Martine wasn’t just a manifestation of my failure to create a foolproof cloning model. She wasn’t just a symbol of my failure to hang on to a man who had been good when I met him. Before he married me.
She was also a consequence of my failure to keep a handle on things.
The plot of The Echo Wife is complex and constantly surprising, with big shocking revelations as well as smaller moments that are just as unsettling and powerful. The intricacies of the moral dilemmas represented by Evelyn’s and Martine’s connections are truly mesmerizing, and their shifting power dynamics can be mind-boggling.
While overall more psychological than bloody, there are some moments that seem to lean more heavily toward horror, and even the matter-of-fact description of the cloning process can be pretty gruesome, especially when presented in such a cut-and-dried fashion.

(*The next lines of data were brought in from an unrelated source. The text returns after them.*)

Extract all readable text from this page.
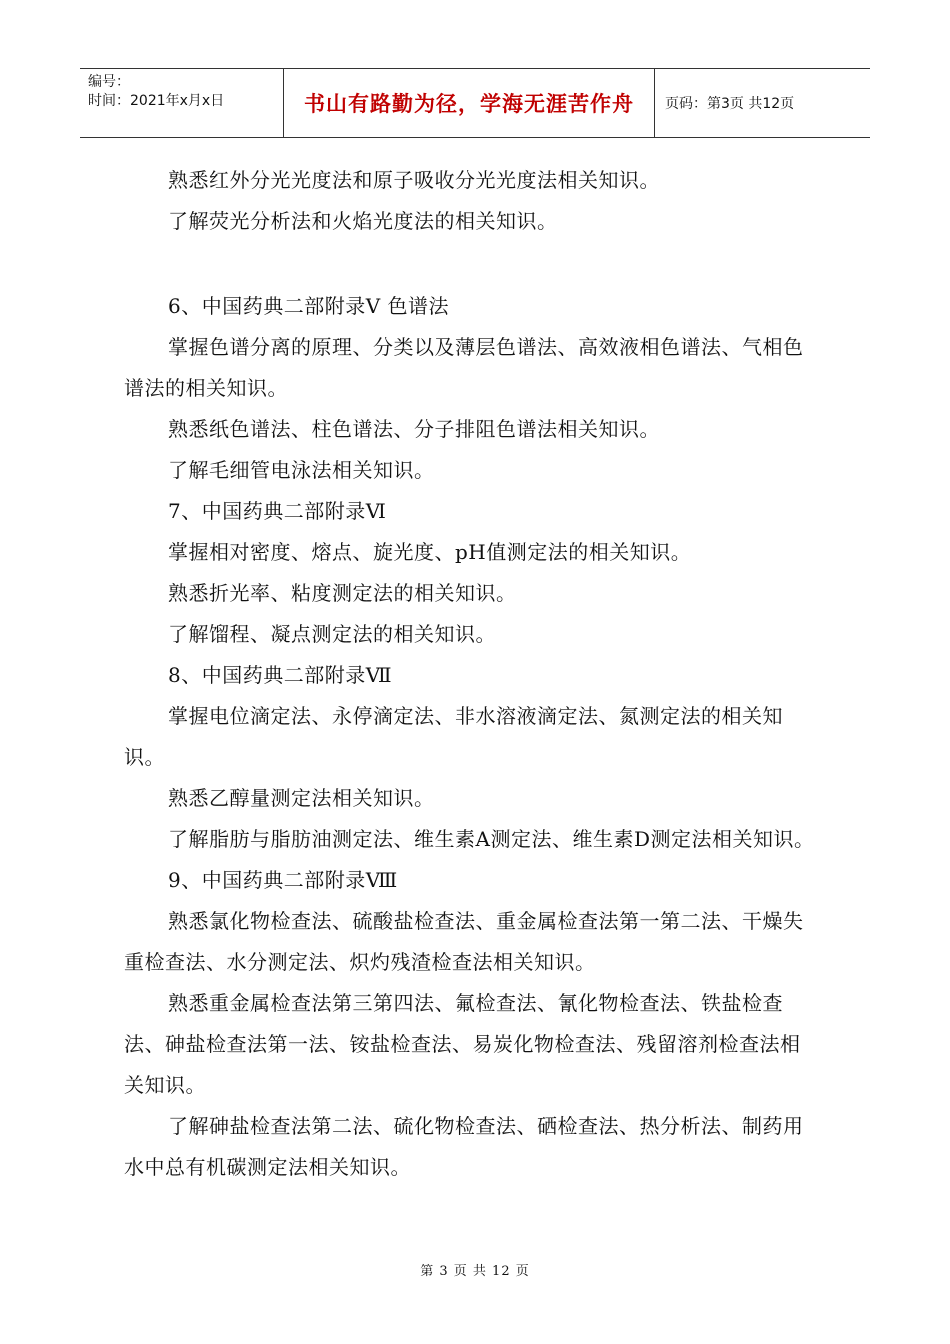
编号：
时间：2021年x月x日	书山有路勤为径，学海无涯苦作舟 页码：第3页 共12页

熟悉红外分光光度法和原子吸收分光光度法相关知识。

了解荧光分析法和火焰光度法的相关知识。

6、中国药典二部附录Ⅴ 色谱法

掌握色谱分离的原理、分类以及薄层色谱法、高效液相色谱法、气相色谱法的相关知识。

熟悉纸色谱法、柱色谱法、分子排阻色谱法相关知识。

了解毛细管电泳法相关知识。

7、中国药典二部附录Ⅵ

掌握相对密度、熔点、旋光度、pH值测定法的相关知识。

熟悉折光率、粘度测定法的相关知识。

了解馏程、凝点测定法的相关知识。

8、中国药典二部附录Ⅶ

掌握电位滴定法、永停滴定法、非水溶液滴定法、氮测定法的相关知识。

熟悉乙醇量测定法相关知识。

了解脂肪与脂肪油测定法、维生素A测定法、维生素D测定法相关知识。

9、中国药典二部附录Ⅷ

熟悉氯化物检查法、硫酸盐检查法、重金属检查法第一第二法、干燥失重检查法、水分测定法、炽灼残渣检查法相关知识。

熟悉重金属检查法第三第四法、氟检查法、氰化物检查法、铁盐检查法、砷盐检查法第一法、铵盐检查法、易炭化物检查法、残留溶剂检查法相关知识。

了解砷盐检查法第二法、硫化物检查法、硒检查法、热分析法、制药用水中总有机碳测定法相关知识。

第 3 页 共 12 页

Sarah Gailey’s writing is always surprising and powerful, and The Echo Wife is no exception. I found it fascinating, and recommend it highly.
Check out this insightful interview with the author on Goodreads for more on The Echo Wife.
And a final note — please ignore the obligatory hype-machine comparisons to Big Little Lies, Westworld, etc. It’s its own thing, and is actually far better than the books and TV shows it’s being compared to!